Large amounts of data are being collected about individuals by a variety of organizations: government agencies, banks, hospitals, research institutions, privacy companies, etc. Many of these organizations collect similar data, or data about similar populations. Sharing this data between organizations could bring about many benefits in social, scientific, business, and security domains. For example, by sharing their data, hospitals and small clinics can obtain statistically significant results in cases where the individual datasets are otherwise too small. Unfortunately, much of the collected data is sensitive: it contains personal details about individuals or information that may damage an organization’s reputation and competitiveness. The sharing of data is hence often curbed for ethical, legal, or business reasons.

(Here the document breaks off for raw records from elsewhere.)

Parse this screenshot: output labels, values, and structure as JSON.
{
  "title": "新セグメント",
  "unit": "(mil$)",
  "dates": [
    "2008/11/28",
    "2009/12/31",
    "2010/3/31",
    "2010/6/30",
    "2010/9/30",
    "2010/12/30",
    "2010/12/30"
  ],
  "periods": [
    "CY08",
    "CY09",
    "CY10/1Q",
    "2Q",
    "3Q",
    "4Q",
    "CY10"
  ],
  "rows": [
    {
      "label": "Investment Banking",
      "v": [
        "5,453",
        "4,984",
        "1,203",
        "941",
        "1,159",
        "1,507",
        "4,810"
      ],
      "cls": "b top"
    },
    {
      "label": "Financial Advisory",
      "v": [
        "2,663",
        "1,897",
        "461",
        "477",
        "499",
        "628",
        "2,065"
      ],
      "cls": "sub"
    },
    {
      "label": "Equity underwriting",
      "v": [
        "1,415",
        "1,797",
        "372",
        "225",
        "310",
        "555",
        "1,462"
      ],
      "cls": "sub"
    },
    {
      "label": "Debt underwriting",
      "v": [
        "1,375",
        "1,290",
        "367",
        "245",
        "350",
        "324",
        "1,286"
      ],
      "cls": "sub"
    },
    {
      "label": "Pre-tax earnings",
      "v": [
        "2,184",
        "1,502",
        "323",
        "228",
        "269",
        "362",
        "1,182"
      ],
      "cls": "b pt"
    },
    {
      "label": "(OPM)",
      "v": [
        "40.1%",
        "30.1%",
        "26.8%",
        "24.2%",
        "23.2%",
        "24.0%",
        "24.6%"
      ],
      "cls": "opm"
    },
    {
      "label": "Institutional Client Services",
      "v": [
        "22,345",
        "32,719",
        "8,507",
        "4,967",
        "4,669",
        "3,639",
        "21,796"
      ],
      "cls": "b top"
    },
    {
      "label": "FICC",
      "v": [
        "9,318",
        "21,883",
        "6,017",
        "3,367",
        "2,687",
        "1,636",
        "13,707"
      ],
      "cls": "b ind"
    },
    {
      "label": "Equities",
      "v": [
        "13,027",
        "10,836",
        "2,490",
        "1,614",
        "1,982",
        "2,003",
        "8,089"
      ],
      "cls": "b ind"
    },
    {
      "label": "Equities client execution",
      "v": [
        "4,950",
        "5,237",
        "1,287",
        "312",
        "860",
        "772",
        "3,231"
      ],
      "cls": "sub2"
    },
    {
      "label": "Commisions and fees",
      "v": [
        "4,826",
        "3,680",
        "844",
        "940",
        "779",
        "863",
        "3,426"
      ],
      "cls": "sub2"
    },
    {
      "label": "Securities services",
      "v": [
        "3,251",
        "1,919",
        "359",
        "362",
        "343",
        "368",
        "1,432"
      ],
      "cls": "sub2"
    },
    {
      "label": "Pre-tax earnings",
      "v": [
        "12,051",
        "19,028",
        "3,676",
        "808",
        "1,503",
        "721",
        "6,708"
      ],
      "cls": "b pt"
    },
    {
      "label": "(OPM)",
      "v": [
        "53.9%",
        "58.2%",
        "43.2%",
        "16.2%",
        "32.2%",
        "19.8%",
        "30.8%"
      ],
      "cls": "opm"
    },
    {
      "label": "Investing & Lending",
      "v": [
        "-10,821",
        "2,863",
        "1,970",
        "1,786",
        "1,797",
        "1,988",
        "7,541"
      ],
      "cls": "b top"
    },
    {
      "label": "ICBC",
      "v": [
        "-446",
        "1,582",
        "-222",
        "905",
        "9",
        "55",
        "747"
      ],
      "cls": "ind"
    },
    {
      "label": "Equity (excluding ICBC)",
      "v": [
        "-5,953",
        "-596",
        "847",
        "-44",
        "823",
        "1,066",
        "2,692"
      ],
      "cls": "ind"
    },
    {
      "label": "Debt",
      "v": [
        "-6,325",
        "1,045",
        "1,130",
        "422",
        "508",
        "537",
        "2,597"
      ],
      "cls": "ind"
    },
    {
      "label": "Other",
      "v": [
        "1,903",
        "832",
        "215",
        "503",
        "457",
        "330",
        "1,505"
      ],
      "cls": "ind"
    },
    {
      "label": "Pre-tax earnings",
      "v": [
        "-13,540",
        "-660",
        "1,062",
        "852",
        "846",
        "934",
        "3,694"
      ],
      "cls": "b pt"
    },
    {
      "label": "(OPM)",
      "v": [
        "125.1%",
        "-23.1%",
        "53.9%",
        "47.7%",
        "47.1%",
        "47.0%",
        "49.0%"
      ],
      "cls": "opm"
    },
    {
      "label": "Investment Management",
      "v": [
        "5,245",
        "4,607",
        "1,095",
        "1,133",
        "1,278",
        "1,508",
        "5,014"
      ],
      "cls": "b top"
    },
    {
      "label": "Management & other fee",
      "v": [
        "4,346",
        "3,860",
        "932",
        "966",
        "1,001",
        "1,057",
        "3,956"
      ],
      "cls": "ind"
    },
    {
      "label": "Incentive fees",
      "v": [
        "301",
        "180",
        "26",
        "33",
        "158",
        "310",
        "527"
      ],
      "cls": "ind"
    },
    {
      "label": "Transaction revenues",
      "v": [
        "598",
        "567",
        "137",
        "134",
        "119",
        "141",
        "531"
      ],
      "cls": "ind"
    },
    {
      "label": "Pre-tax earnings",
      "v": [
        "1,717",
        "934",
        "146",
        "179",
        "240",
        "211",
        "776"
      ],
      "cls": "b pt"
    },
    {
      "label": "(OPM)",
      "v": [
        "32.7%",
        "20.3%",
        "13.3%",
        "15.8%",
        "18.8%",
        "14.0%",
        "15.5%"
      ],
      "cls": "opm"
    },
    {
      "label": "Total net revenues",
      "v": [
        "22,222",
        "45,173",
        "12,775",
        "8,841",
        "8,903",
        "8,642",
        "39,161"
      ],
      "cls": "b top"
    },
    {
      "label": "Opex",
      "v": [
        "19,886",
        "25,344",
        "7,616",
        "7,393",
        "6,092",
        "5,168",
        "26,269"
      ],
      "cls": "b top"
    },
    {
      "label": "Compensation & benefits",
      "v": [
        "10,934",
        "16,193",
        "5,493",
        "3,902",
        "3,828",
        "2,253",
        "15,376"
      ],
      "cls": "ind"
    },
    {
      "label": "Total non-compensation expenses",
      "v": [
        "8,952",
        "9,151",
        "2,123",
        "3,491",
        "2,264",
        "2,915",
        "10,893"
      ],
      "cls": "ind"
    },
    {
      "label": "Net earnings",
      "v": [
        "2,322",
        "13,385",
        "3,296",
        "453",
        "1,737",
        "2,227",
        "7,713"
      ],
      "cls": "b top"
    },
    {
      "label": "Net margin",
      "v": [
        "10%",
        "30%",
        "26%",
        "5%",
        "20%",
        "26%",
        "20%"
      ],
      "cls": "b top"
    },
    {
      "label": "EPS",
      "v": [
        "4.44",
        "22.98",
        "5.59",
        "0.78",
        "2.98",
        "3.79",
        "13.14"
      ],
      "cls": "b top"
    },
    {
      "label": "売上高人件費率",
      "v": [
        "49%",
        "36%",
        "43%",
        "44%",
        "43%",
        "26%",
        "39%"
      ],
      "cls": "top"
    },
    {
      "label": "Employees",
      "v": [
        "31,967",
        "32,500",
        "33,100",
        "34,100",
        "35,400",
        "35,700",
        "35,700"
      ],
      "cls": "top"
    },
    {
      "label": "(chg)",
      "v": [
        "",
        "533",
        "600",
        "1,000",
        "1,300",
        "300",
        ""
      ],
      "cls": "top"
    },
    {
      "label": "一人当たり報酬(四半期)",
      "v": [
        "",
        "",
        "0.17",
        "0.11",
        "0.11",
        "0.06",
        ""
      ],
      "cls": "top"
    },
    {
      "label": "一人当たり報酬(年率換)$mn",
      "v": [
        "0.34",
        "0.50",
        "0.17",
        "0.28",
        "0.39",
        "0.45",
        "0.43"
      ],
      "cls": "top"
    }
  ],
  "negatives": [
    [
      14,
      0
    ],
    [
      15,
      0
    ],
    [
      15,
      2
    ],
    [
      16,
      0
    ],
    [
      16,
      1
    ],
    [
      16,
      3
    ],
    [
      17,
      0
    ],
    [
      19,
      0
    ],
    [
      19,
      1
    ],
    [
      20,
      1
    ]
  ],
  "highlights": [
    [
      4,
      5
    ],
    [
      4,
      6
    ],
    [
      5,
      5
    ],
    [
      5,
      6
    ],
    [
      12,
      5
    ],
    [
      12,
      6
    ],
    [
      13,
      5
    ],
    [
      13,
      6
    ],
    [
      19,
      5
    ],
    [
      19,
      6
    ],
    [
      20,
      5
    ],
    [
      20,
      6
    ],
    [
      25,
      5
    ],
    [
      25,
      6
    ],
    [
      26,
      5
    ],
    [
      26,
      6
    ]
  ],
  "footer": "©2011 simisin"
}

This project develops a collection of tools that will enable the benefits of data sharing without requiring data owners to share their data. The techniques developed respect principles of data ownership and privacy requirement, and draw on recent scientific developments in privacy, cryptography, machine learning, computational statistics, program verification, and system security. The tools developed in this project will contribute to existing research and business infrastructure, and hence enable new ways to create value in information whose use would otherwise have been restricted. The project supports the development of new curricula material and trains a new generation of researchers and citizens with the multidisciplinary perspectives required to address the complex issues surrounding data privacy.
This project is funded by grant 1565387 from the National Science Foundation to Harvard University and SUNY at Buffalo.